JEFFERSON CITY - Just one day after the U.S. House of Representatives passed its landmark healthcare legislation after negotiations with anti-abortion Democrats, state senators pushed a bill through committee to impose additional restrictions on health-insurance abortion coverage.
In a rare move, members of the Insurance Committee voted immediately after testimony to advance a bill that would prevent consumers from purchasing optional insurance that would cover abortions. Current Missouri law restricts abortion insurance coverage to optional riders, or a health insurance plan to which someone can opt in.
The Senate bill would extend that restriction to include this optional health insurance coverage, specifically for abortions.
The bill's sponsor, Sen. Scott Rupp, R-St. Charles County, said the issue became even more relevant with the passage of federal healthcare legislation Sunday. In order to win over anti-abortion Democrats, Pres. Barack Obama agreed to issue an executive order providing that no funds from the federal bill could be used to pay for abortions.
Rupp said that agreement is not forceful enough.
"The executive order that was supposed to fix this is not worth the paper it's printed on," Rupp said. "The Supreme Court has said that executive order cannot trump law, and the law says that it has to be covered. States have to enact this unless they do want to subsidize abortion."
Rupp said his bill would allow for the state to counter the federal legislation that allows insurance to cover abortions.
"We need to enact this opt-out provision to continue the longstanding tradition in Missouri that we do not use public funds to subsidize abortion coverages," he said.
The lone vote in opposition to the bill was cast by Sen. Rita Days, D-St. Louis County. Days said she voted against the bill in keeping with her support of pro-choice policies.

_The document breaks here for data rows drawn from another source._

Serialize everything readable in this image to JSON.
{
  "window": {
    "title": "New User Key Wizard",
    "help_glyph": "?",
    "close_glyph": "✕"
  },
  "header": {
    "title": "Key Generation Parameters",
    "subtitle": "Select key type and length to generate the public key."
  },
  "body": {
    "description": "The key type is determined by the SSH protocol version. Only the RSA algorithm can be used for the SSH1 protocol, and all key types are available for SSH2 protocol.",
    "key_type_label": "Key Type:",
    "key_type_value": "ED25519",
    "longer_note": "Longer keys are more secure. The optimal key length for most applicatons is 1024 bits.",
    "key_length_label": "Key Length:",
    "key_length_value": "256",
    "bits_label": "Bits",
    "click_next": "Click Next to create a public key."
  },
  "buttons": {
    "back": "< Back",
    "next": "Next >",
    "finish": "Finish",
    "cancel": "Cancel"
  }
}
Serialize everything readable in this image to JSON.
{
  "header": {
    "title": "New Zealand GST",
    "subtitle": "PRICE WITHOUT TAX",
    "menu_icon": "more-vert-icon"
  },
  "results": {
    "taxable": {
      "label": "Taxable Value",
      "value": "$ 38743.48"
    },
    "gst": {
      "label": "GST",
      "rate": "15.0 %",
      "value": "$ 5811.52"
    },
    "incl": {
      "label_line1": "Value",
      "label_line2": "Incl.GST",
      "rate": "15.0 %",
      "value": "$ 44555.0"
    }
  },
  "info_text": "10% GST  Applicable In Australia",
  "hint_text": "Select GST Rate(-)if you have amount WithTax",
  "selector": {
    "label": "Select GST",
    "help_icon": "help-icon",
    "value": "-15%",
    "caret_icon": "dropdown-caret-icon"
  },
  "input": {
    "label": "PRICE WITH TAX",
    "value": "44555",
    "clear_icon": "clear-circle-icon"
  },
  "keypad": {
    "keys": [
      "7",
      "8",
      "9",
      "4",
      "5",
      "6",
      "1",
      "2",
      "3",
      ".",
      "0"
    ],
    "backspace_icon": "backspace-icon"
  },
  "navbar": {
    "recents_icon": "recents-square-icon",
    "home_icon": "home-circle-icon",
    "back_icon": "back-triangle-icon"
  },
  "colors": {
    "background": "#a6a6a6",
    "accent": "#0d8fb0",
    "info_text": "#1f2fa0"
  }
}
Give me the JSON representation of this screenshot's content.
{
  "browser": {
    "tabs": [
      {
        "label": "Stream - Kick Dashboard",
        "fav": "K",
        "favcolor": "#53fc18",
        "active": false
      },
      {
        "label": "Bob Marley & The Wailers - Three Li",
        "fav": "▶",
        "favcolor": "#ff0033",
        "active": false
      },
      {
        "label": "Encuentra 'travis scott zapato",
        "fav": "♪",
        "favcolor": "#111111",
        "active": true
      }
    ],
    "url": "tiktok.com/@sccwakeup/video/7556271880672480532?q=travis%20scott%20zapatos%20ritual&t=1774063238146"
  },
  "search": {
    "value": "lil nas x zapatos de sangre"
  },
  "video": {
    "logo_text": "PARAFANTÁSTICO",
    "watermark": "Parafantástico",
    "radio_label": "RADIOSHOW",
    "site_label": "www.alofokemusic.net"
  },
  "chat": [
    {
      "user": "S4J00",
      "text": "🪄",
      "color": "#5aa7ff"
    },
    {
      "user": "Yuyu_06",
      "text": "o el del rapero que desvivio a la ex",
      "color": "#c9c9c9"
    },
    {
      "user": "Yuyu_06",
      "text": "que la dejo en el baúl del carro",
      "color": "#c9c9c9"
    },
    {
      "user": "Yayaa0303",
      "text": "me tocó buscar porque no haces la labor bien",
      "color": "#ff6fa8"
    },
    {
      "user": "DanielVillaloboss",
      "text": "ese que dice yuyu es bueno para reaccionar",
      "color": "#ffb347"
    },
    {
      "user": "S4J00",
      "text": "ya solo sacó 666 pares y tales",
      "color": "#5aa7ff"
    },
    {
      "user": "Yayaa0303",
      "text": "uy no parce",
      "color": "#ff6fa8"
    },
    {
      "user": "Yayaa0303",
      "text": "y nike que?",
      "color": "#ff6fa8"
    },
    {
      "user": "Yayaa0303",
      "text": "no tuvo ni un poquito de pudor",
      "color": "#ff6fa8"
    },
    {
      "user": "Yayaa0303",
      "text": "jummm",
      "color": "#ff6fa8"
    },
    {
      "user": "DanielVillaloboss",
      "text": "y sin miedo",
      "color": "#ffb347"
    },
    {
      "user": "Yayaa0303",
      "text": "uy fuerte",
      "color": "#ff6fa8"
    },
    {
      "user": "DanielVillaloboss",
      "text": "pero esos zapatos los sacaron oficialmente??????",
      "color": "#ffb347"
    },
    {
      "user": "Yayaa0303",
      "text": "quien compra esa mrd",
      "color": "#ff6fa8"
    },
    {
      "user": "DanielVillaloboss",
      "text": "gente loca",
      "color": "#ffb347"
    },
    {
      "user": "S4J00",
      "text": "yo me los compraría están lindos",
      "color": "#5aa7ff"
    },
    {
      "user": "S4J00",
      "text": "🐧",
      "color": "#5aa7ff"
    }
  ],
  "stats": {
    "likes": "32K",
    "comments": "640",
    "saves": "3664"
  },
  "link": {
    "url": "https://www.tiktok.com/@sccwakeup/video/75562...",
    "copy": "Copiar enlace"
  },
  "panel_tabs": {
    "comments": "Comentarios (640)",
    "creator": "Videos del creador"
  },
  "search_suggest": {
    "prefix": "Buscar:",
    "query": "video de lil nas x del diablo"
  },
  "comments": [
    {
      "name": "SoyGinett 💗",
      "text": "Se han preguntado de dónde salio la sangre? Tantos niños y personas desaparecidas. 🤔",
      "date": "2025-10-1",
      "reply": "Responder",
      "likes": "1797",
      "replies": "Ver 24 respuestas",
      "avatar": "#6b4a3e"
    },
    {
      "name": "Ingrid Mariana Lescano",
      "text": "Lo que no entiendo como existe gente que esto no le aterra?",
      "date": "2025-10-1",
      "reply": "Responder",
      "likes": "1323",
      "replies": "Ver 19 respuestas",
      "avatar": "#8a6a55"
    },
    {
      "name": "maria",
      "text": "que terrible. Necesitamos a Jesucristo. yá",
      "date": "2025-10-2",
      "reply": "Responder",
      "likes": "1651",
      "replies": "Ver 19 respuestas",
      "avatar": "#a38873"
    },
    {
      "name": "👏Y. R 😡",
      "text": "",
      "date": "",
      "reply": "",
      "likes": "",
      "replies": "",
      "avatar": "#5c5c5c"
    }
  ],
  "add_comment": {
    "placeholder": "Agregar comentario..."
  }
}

"I do think women have the right to choose," Days said. "The erosion of that is not right."
Under its current statute, Missouri is one of only five states to restrict abortion coverage to optional riders, and one of four to make an exception in coverage only for life endagerment, according to Michelle Trupiano, a spokesperson for Planned Parenthood.
Trupiano said further restrictions on abortion insurance coverage would make it nearly impossible for women of lower socio-economic statuses to afford abortion procedures.
"This (legislation) is leaving women who are already in very difficult circumstances without any options," Trupiano said. "The bottom line is that women and their families should be making these decisions, not the government."
Trupiano said a basic first-trimester abortion typically costs between $400 and $600, while an abortion with complications can cost up to thousands of dollars. Trupiano did not know whether optional insurance for abortions resulted in cost savings for participants or typically exceeded abortion costs.